Davalı vekili cevap dilekçesinde özetle; ikame edilen davanın merkezi Kopenhag – Danimarka’da bulunan ve taşımanın sadece denizyolu bacağını üstlenip ifa etmiş olan Sealand Europe A/S firmasının (eski ünvanı Seago Line A/S) 300360176 numaralı konişmentosu tahtında Belçika’nın Antwerp Limanından Gebze Yılport Limanında taşınan ve buradan da karayoluyla Kocaeli’nde bulunan sigortalı tesislerine kamyonlarla taşınan toplam 5 adet Open Top (Üstü Açık) konteyner muhteviyatı yükten sadece SUDU2836560 numaralı 1 adet konteyner içindeki bir kısım emteanın hasarlanması sebebiyle açılan alacak davası olduğunu, Belçika’nın Antwerp Limanına yapılan dava konusu denizyolu taşıması merkezi Kopenhag – Danimarka da bulunan Sealand Europe A/S’in 300360176 numaralı konişmentosu tahtında gerçekleştiğini, 300360176 numaralı konişmentoya göre sigortalı yan yük alıcısı ”Gönderilen” konumunda olduğunu, limandan limana deniz yolu taşımasını üstlenen ve bu deniz yolu taşıması için konişmentoyu düzenleyen Sealand Europe A/S firması da sigortalıya karşı deniz yolu taşıması bacağı için ”Taşıyan” sıfatına haiz olduğunu, konişmento tahtında yapılan taşımalarda yükleme – taşıma – boşaltma – teslim ve sair ameyelerin nasıl ve ne şekilde yapacağının taşıma tahtında çıkacak uyuşmazlıklar halinde uygulanacak hukuk ve uyuşmazlığın görüleceği yetkili mahkeme (yetki anlaşması) için de konişmento hükümlerinin uygulanması gerektiğini, kırkambar taşıması olan konteyner taşımalarında esas tutulması gereken navlun sözleşmesi hükümlerinin olduğunu, kırkambar taşımalarında navlun sözleşmesi, konişmento arkasında yer alan taşıma şartlarının olduğunu ve konşimento arkasındaki bu şartların konişmentonun tarafları için bağlayıcı olduğunu, davaya konu uyuşmazlığında sigortalı yan konişmentoya göre ”Gönderilen” sıfatına haiz olduğunu, bu sıfat ile taşamaya konu konişmentoya taraf ve hamil olması nedeniyle dava konusu yükler sigortalı tarafından fiilen teslim alındığını, dava konusu taşımaya ilişkin konişmentonun ön ve arka yüzlerinde milletlerarası yetki anlaşması ve hukuk seçimi olduğunun ifade edildiğini, konişmento tahtındaki taşımalardan kaynaklanacak tüm uyuşmazlıklarda uygulanması gereken yasaların İngiliz Yasaları olduğunu ve yetkili mahkemelerin ise Londra’daki İngiliz Yüksek Adalet Mahkemesi’nin olduğunun taraflarca kabul edildiğini, tüm mahkemelerin yetkisinin ortadan kalktığını bu nedenle davacının davasının yetki yönünden reddine karar verilmesini talep etmiştir.

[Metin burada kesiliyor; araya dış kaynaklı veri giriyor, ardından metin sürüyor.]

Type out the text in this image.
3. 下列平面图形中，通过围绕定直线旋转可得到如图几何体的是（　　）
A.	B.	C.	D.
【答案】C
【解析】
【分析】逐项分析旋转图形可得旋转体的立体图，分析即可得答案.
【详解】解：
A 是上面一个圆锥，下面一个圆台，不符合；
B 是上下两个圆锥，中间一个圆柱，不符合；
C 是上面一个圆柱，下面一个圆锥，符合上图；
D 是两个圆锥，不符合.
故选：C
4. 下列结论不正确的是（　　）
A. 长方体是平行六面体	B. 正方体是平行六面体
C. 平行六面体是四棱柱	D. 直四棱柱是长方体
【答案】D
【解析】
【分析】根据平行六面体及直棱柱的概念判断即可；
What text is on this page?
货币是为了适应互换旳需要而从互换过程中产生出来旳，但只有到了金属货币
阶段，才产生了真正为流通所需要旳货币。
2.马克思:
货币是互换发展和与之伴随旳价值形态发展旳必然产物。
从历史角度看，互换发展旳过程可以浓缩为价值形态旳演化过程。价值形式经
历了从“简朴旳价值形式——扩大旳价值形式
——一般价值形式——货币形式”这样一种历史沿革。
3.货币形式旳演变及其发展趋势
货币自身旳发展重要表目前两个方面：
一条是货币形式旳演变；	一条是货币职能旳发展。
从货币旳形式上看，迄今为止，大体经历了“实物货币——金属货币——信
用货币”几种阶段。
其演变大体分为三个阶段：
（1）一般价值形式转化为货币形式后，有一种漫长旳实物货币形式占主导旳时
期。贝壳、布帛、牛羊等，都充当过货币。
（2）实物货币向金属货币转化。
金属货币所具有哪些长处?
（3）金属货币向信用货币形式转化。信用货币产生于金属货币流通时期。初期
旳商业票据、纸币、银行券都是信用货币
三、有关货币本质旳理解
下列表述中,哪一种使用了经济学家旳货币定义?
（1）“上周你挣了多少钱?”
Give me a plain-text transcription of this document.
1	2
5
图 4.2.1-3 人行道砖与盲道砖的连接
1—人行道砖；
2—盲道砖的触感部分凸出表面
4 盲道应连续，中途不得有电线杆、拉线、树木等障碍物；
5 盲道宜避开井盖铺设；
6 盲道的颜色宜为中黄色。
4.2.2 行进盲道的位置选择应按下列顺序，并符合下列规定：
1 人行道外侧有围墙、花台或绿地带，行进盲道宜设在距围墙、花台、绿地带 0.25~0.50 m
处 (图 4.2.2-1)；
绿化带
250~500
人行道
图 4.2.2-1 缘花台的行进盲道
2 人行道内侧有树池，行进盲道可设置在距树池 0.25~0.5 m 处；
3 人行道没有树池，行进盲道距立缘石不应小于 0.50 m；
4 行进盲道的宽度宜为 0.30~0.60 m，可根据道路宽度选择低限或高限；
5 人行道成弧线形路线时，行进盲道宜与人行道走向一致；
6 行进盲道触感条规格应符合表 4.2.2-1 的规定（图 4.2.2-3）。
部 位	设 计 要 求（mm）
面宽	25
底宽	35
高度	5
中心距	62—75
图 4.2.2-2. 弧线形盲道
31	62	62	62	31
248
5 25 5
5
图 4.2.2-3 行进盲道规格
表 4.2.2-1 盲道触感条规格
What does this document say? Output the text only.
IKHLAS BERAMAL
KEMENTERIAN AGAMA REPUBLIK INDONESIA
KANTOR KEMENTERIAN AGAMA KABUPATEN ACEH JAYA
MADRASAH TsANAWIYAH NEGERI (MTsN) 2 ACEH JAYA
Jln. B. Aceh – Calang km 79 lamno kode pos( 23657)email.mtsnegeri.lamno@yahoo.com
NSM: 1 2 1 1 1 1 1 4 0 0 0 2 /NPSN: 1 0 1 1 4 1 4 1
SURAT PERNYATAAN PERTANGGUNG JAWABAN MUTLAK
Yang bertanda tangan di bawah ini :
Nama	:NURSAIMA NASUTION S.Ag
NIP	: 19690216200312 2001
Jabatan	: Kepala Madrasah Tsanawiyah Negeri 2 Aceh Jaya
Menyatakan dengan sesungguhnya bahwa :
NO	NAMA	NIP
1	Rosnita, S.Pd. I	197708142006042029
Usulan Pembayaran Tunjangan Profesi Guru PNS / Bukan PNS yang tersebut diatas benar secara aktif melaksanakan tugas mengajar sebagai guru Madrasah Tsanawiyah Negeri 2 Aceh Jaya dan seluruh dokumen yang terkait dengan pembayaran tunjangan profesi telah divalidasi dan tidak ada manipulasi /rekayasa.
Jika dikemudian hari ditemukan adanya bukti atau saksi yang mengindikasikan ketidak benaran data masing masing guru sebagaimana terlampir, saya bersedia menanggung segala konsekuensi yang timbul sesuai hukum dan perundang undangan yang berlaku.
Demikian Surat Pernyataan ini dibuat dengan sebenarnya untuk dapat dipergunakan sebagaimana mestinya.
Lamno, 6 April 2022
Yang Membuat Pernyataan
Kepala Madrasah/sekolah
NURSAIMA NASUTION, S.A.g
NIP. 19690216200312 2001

İLK DERECE MAHKEMESİ KARAR ÖZETİ :
İlk derece mahkemesince yapılan yargılama ve tüm dosya kapsamı birlikte değerlendirildiğinde; ” … davalı vekilinin milletler arası yetki itirazının kabulüne ve mahkememizin yetkisizliği nedeniyle davanın usulden reddine … ” karar verilmiştir.
Bu karara karşı davacı vekili tarafından istinaf başvurusunda bulunulmuştur.
İLERİ SÜRÜLEN İSTİNAF SEBEPLERİ :
Davacı vekili istinaf dilekçesinde özetle; tahliye limanının Türkiye sınırları içinde olmasına karşın Yerel Mahkeme usul yasaya aykırı şekilde gemi taşımasını yapan davalı yönünden ayırma kararı vermesi, akabinde davalının milletler arası yetki itirazının kabulü ile mahkemenin yetkisiz olduğu gerekçesi ile istinaf konusu yapılan kararda mahkemenin yetkisizliği sebebiyle davanın reddine karar vermesi ve ilk dosya olan Kocaeli 1. Asliye Ticaret Mahkemesi 2020/482 E sayılı dosyasında yargılamaya diğer davalılar yönünden devam ederek aldırılmış olduğu bilirkişi raporunda dar inceleme ve değerlendirme yapılarak diğer davalıların da kusurlarının ve sorumluluklarının olmadığına dair verilen bilirkişi raporu esas alınarak diğer davalılar yönünden de davanın reddine karar vermesi usul ve yasaya aykırı olup, eksik inceleme ile verilen Yerel Mahkeme kararının kaldırılması gerekmektedir. Ayırma kararı akabinde yeni esas verilerek kaydı yapılan istinaf konusu yapmış olduğumuz işbu dosya olan Kocaeli 1. Asliye Ticaret Mahkemesi 2021/86 E sayılı dosyasında verilen karar usul ve yasaya aykırı olduğunu beyan ederek, istinaf itirazlarımızın kabulü ile Yerel Mahkeme kararının kaldırılmasına ve işbu dosyanın ayırma kararı verilen Kocaeli 1. Asliye Ticaret Mahkemesi 2020/482 E. sayılı dosyası ile birleştirilmesine ve ehil bilirkişilerden oluşturulacak bilirkişi heyetinden yeniden rapor aldırılarak davanın kabulüne karar verilmesini talep ederek, istinaf başvurusunda bulunmuştur.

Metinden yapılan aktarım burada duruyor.